We talk a lot about data security and apps and policies you can use to help keep your information safe on this blog. But not every threat to your data security is going to be computer-based. Recognizing and protecting against these threats is just as important to your data security as your firewall is.
Social Engineering Attacks
Ever had a conversation either in person, over the phone, or email that just didn’t sit well with you? Did you get the sense that the person wasn’t who they said they were? You may have been the victim of an attempted social engineering attack.
Social engineering is when an attacker, attempts to deceive you into giving up confidential information. We tend to spend the most time focusing on email-based phishing attacks, but social engineering attacks over the phone or in person can damage your business just as easily as an email based attacked.
Phone calls from someone claiming to be a representative from “IT” or an Internet Service Provider or the bank and asking for confidential information such as your PIN number, account name and passwords should send up big red flags.
So how can you defend against these attacks? Be suspicious of everyone. Do not, under any circumstances, ever give out confidential information over the phone to an unverified party no matter how trivial it may seem to be. An answer to a seeming inconsequential question about where you grew up could be the answer to a security question to get into one of your accounts.
Get to know your IT provider. Your IT vendor should be a very trusted provider. They should introduce new employees into your environment with a known member of the team to establish that trust.
If you receive a phone call or email from someone claiming to be from your IT department (or your bank, or your credit card company, or the IRS… these are all common tactics), hang up, call your IT team and verify that the person on the other end of the call is who they say they are. This ounce of prevention is always worth more than the pound of cure if the person is not who they claim to be.
USB Drive Attack
Picture this scenario: One of your employees find an unmarked USB drive in the parking lot of your office and picks it up, intending to return it to its owner. They’re not sure whose it is, so they plug it into their computer, hoping to find a file that may help them identify who it belongs to.
What it is intended to be a nice gesture by an employee could put your company at risk. That USB drive could have actually been dropped in your parking lot intentionally by someone hoping to get access to your files. So many attacks can be launched in the background that can initiate attacks like ransomware or introduce a backdoor into the network even if files from the USB drive aren’t opened.
Most people already know not to download attachments from unknown sources. Train your employees to treat unknown USB drives (or other external drives) with the same level of caution.
In the IT world, physical security has many facets.

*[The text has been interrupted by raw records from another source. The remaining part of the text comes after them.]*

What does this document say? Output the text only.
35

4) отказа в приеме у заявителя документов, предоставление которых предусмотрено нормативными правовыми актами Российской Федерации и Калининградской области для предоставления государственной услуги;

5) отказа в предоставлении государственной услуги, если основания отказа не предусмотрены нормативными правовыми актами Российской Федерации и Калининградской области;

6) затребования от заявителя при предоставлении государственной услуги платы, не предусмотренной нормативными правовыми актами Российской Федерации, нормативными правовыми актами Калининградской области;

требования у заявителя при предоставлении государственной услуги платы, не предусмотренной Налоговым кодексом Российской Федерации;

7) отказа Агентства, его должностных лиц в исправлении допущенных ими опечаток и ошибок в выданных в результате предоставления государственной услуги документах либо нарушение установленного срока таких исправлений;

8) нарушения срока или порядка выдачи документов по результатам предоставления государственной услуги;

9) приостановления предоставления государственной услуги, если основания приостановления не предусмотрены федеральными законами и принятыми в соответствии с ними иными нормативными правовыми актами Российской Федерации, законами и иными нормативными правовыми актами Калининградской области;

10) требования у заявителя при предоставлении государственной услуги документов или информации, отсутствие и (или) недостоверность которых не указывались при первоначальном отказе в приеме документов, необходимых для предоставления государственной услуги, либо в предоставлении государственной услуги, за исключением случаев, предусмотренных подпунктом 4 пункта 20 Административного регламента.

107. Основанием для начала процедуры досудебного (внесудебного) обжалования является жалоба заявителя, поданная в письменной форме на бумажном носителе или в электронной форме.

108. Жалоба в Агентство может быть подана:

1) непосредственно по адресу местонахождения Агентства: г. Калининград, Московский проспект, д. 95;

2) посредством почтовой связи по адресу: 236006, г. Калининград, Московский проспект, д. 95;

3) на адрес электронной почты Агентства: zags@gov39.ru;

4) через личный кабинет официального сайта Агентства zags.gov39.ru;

The big question you need to ask yourself is how easily can a bad actor get into my office and access my company’s data and how easily can they walk out of my office with a company device?
Think about controlling physical access to your building. How many doors stay unlocked just waiting for the wrong person to try them? Is your server room locked? Do you have any way of tracking who is going in and out of it?
Fingerprint scanners and keycard coded doors are a good option for locked doors that still let your employees come and go easily.
While it didn’t used to be common for actual computers to be stolen, the rise in popularity of small, lightweight tablets and laptops makes it much easier for criminals to walk off with sensitive data.
We’re not advocating chaining your employees’ laptops and mobile devices to their desks. That’s unrealistic and it’s just as likely for a phone with company information on it to go missing while out of the office. But there are some measures you can take to protect your data in the event a device does get lost or stolen.
First, consider data encryption. In every version of Windows since Vista, Microsoft has included a product called BitLocker. BitLocker will encrypt, or scramble, the contents of your hard drive so that if your computer is stolen, the thief would need your BitLocker encryption key to unscramble the contents of the hard drive. While this doesn’t change the fact that you would still need to replace the stolen computer, you can rest easy knowing that your data is not going to end up in the wrong hands.
Consider implementing policies for automated screen lock, password history, and complexity. While no one enjoys entering their password dozens of times in a day, it does decrease the likelihood of someone taking over an unattended workstation and potentially unleashing havoc on a network.
If you use removable storage like USB thumb drives, encrypt those devices as well. Products like Kingston’s IronKey USB thumb drives. These storage devices can be centrally managed or not and have tamper proof measures built into them to guard against physical theft.
Unfortunately, this is the world we live in. USB drive attacks and social engineering attacks are common and it’s growing more and more difficult to believe someone is who they claim to be. As with any data security threat, it’s best to exercise a little caution and train your employees to watch out for (and report!) any suspicious activity.